"Our society is only partially de-communised," says East German dissident Wolfgang Templin. The many streets from the era of the former GDR still named after Rosa Luxemburg, the famous revolutionary killed in the workers' uprising in Berlin in 1919, are not the streets that worry him.

The real problem rests with the likes of Ernst Thälmann, head of the German Communist Party, who was shot in 1944 in Buchenwald concentration camp, and with Wilhelm Pieck, the first president of the GDR.

“I’m prepared to tolerate Rosa Luxemburg, because her biography also contains some glorious pages. But Thälmann was a loyal apparatchik of Stalin, and Pieck was instrumental in the founding of the terror state that was the GDR. It’s as if in Poland today streets were still named after Wanda Wasilewska [Polish writer and Soviet Red Army Colonel] and Bolesław Bierut [the first leader of communist Poland after the war],” he adds.
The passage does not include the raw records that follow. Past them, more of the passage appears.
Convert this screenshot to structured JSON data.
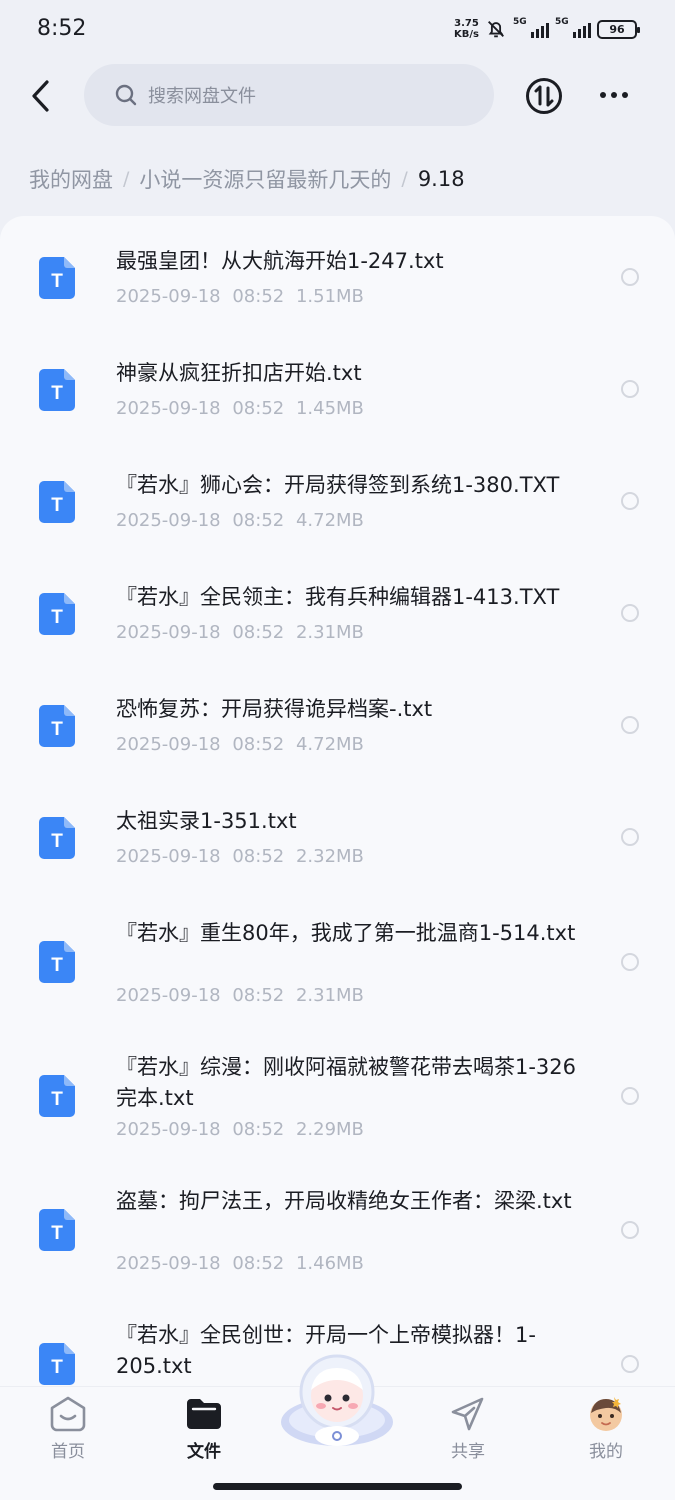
{
  "status_bar": {
    "time": "8:52",
    "net_speed_value": "3.75",
    "net_speed_unit": "KB/s",
    "signal_1": "5G",
    "signal_2": "5G",
    "battery": "96"
  },
  "header": {
    "search_placeholder": "搜索网盘文件",
    "back_icon": "chevron-left-icon",
    "transfer_icon": "transfer-icon",
    "more_icon": "more-horizontal-icon"
  },
  "breadcrumb": {
    "root": "我的网盘",
    "folder": "小说一资源只留最新几天的",
    "current": "9.18",
    "separator": "/"
  },
  "files": [
    {
      "name": "最强皇团！从大航海开始1-247.txt",
      "date": "2025-09-18",
      "time": "08:52",
      "size": "1.51MB"
    },
    {
      "name": "神豪从疯狂折扣店开始.txt",
      "date": "2025-09-18",
      "time": "08:52",
      "size": "1.45MB"
    },
    {
      "name": "『若水』狮心会：开局获得签到系统1-380.TXT",
      "date": "2025-09-18",
      "time": "08:52",
      "size": "4.72MB"
    },
    {
      "name": "『若水』全民领主：我有兵种编辑器1-413.TXT",
      "date": "2025-09-18",
      "time": "08:52",
      "size": "2.31MB"
    },
    {
      "name": "恐怖复苏：开局获得诡异档案-.txt",
      "date": "2025-09-18",
      "time": "08:52",
      "size": "4.72MB"
    },
    {
      "name": "太祖实录1-351.txt",
      "date": "2025-09-18",
      "time": "08:52",
      "size": "2.32MB"
    },
    {
      "name": "『若水』重生80年，我成了第一批温商1-514.txt",
      "date": "2025-09-18",
      "time": "08:52",
      "size": "2.31MB"
    },
    {
      "name": "『若水』综漫：刚收阿福就被警花带去喝茶1-326完本.txt",
      "date": "2025-09-18",
      "time": "08:52",
      "size": "2.29MB"
    },
    {
      "name": "盗墓：拘尸法王，开局收精绝女王作者：梁梁.txt",
      "date": "2025-09-18",
      "time": "08:52",
      "size": "1.46MB"
    },
    {
      "name": "『若水』全民创世：开局一个上帝模拟器！1-205.txt",
      "date": "",
      "time": "",
      "size": ""
    }
  ],
  "file_icon_letter": "T",
  "colors": {
    "accent": "#3b86f6",
    "background": "#eef0f6",
    "panel": "#f8f9fc",
    "meta_text": "#b1b6c1"
  },
  "bottom_nav": {
    "home": "首页",
    "files": "文件",
    "share": "共享",
    "mine": "我的",
    "active": "文件"
  }
}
How many Communist streets are there in the former GDR? Neither Länder [federal state] nor local authorities keep statistics. In 2006, researchers at the Stasi Museum in Berlin, trying to gauge the scale of the phenomenon, concluded that thousands of street names had indeed escaped de-communisation.

The name of Thälmann thus still adorns 613 squares and streets and that of Pieck, 90. Dozens of second-string apparatchiks from the same era keep them company. Not forgetting, of course, Marx and Engels who, besides the dozens of streets that bear their names, also have a monument in the centre of Berlin.

No street dedicated to dissidents

Hundreds of streets continue to commemorate "friendship" and "peace" between socialist countries. About 90 streets are still dedicated to the pioneers of communism and some fifty to the Society of German-Soviet Friendship, which went out of business 21 years ago.

Worse, many streets named after Otto Grotewohl and Walter Ulbricht, the leaders of the GDR notably responsible for the bloody repression of the workers' uprising in East Berlin in 1953, have survived German unification.

For Hubertus Knabe, director of the Stasi Museum, it's a real scandal that in the entire ex-GDR there is virtually no street dedicated to dissidents who opposed the regime and paid for it with their lives.

Such a state of affairs would be unthinkable in Poland. There, for years, the Institute of National Memory (IPN) has gone through city plans looking for unworthy patrons and formally requesting name changes. This happens sometimes with excessive zeal, like two years ago when an attempt was made to rub the name of the poet Bruno Jasieński [a communist militant who went to live in the USSR, where he fell victim to the purges of the 1930s] off the map of his native town of Klimontów.

“There were very few street names in the GDR that were named after non-communists," says Markus Meckel, East German dissident and last foreign minister of the GDR. "Shortly after reunification, we began to replace them en masse. But the first flush of enthusiasm soon faded. Some voices were raised, saying that it should be up to history to judge the former communists. We got to the point that any name change for a street brought on a real battle in the town council."

"People are forgetting the past"

Resistance came particularly from local activists of Die Linke (The Left), a post-communist party and successor to the Socialist Unity Party (SED). Die Linke is the fourth largest party in the Bundestag and sits in the governing coalition in the state of Brandenburg, which borders Poland. Its leaders, some of which have collaboration with the Stasi on their consciences, defend the achievements of socialist Germany tooth and nail.

The stiffest battle is over Thälmann, murdered in 1944 by the Gestapo on the orders of Hitler, after having spent 11 years in Nazi prisons – a destiny that has conferred on him the status of a victim of Nazism. “Nevertheless, not every victim necessarily deserves to be lauded", says Meckel.

Local authorities and housing administrators, however, dodge the issue. When the question of honours reserved for former communists was recently raised in the German press, the head of the main housing association in Brandenburg said the case was closed.

"Nothing is closed. The fact that such names are on display in our streets proves that Germany does not want to settle accounts with its past," comments Professor Klaus Schroeder, historian at the Free University of Berlin and specialist in the history of the GDR.

Even more seriously: "People are forgetting the past. They have no idea of it. They ignore, for example, the fact that Unity Square, just a stone’s throw from their homes, celebrated the unification of the Communist Party and the Social Democratic Party, which was forced on the Social Democrats by the Communists after the war. People think the name refers to the unification of Germany,” Wolfgang Templin says regretfully.